È pura follia buttare le bustine di tè usate perché sono fenomenali per bellezza, pulizie di casa e cattivi odori in cucina

bustina di tè

Il caffè è simbolo di italianità. Tutti ne bevono almeno una tazzina al giorno, specialmente la mattina per cominciare la giornata con la giusta carica. Tuttavia, ci sono anche molti estimatori di tè. Derivante dall’infusione, o decotto, delle foglie della Camellia sinensis, si tratta di una bevanda che trae origine dalla civiltà cinese. Il tè è legato ad antichi cerimoniali orientali molto suggestivi, come il lungo cerimoniale giapponese.

Durante il periodo del colonialismo, l’abitudine di bere tè in maniera regolare è stata poi importata anche in Occidente.

Il classico tè per la colazione è il tè nero. Ma, in realtà, esistono anche altre varietà come il tè bianco, il tè rosso e quello verde. La differenza fondamentale sta nel processo di fermentazione. Inoltre, è possibile scegliere tra tantissimi tipi diversi di tè in base a differenti aromatizzazioni. Infatti, una volta essiccato, il tè può essere miscelato con altre piante e/o spezie per dar vita a bevande dai gusti particolari e molto gradevoli.

Il tè viene venduto in foglie secche da mettere in infusione oppure in più comode bustine usa e getta. Quest’ultima, è la soluzione più pratica. Si lascia la bustina 2 o 3 minuti in infusione nella tazza di acqua bollente. Quindi si getta via la bustina e poi si degusta la bevanda. Attenzione, però, buttare via le bustine usate di tè è un grave errore.

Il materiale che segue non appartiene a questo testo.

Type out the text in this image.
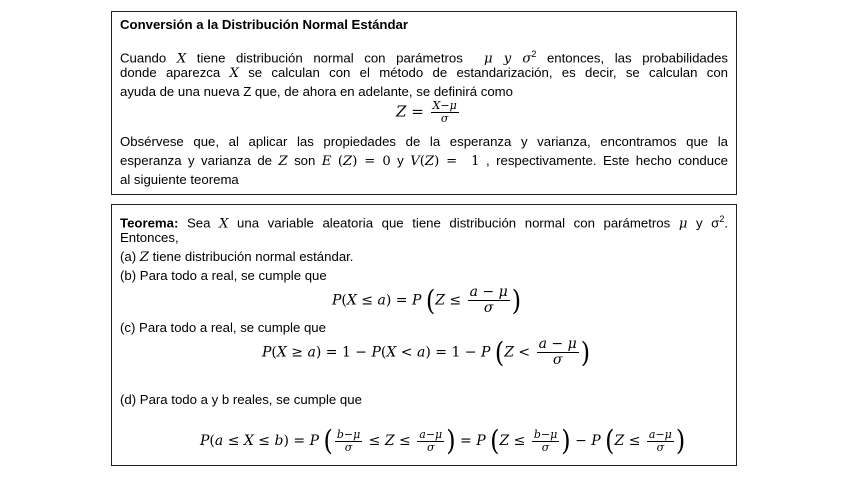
Conversión a la Distribución Normal Estándar
Cuando X tiene distribución normal con parámetros  μ y $\sigma^2$ entonces, las probabilidades
donde aparezca X se calculan con el método de estandarización, es decir, se calculan con
ayuda de una nueva Z que, de ahora en adelante, se definirá como
$Z = \frac{X-\mu}{\sigma}$
Obsérvese que, al aplicar las propiedades de la esperanza y varianza, encontramos que la
esperanza y varianza de Z son E (Z) = 0 y V(Z) =  1 , respectivamente. Este hecho conduce
al siguiente teorema
Teorema: Sea X una variable aleatoria que tiene distribución normal con parámetros μ y $\sigma^2$.
Entonces,
(a) Z tiene distribución normal estándar.
(b) Para todo a real, se cumple que
P(X ≤ a) = P ($Z \le \frac{a - \mu}{\sigma}$ )
(c) Para todo a real, se cumple que
P(X ≥ a) = 1 − P(X < a) = 1 − P ($Z < \frac{a - \mu}{\sigma}$ )
(d) Para todo a y b reales, se cumple que
P(a ≤ X ≤ b) = P ( $\frac{b-\mu}{\sigma} \le Z \le \frac{a-\mu}{\sigma}$ ) = P ($Z \le \frac{b-\mu}{\sigma}$ ) − P ($Z \le \frac{a-\mu}{\sigma}$ )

È pura follia buttare le bustine di tè usate perché sono fenomenali per bellezza, pulizie di casa e cattivi odori in cucina

Questi sacchettini si rivelano ottimi alleati per la risoluzione di problematiche molto comuni. Anzitutto, molti sapranno già che applicare sugli occhi stanchi delle bustine di tè può aiutare ad alleviare sia il gonfiore che la colorazione scura delle occhiaie.

Ma vediamo altri utili riutilizzi in ambito domestico. Infatti, è pura follia buttare le bustine di tè usate perché sono fenomenali per bellezza, pulizie di casa e cattivi odori in cucina e non solo.

Un valido aiuto per le pulizie

Il tè nero lasciato in infusione nell’acqua per pulire i pavimenti dona lucentezza e maggiore brillantezza ai pavimenti in legno scuro. Lo stesso principio vale anche per la pulizia dei mobili in legno. In questo caso, basta mettere un paio di bustine di tè nero in uno spruzzino con dell’acqua. Agitare bene e spruzzare. Quindi, pulire utilizzando uno panno di cotone pulito. E non è ancora finita. Nel caso di specchi e vetri, il tè elimina gli aloni.

Assorbi odore

I cattivi odori in casa sono un grande cruccio. Li possiamo avere dappertutto: nelle singole stanze (cucina e bagno in primis), negli armadi, nel forno, nel frigorifero… Il problema si può risolvere utilizzando le bustine di tè, semplici o aromatizzate. Possiamo chiuderle in sacchettini da riporre in un angolo dei cassetti oppure sistemare il tè sfuso o le bustine in belle scatole da sfruttare anche come oggetti d’arredo. È fondamentale che sacchettini e contenitori siano traforati per consentire così all’aroma di diffondersi.

Questa proprietà assorbi odore e diffondi profumo è utilissima anche se si hanno animali domestici. Sistemare delle bustine di tè usate negli angoli della lettiera del gatto, ad esempio, sarà un ottimo modo per tenere lontani i cattivi odori che, inevitabilmente, si formano.

Idem per i contenitori della spazzatura.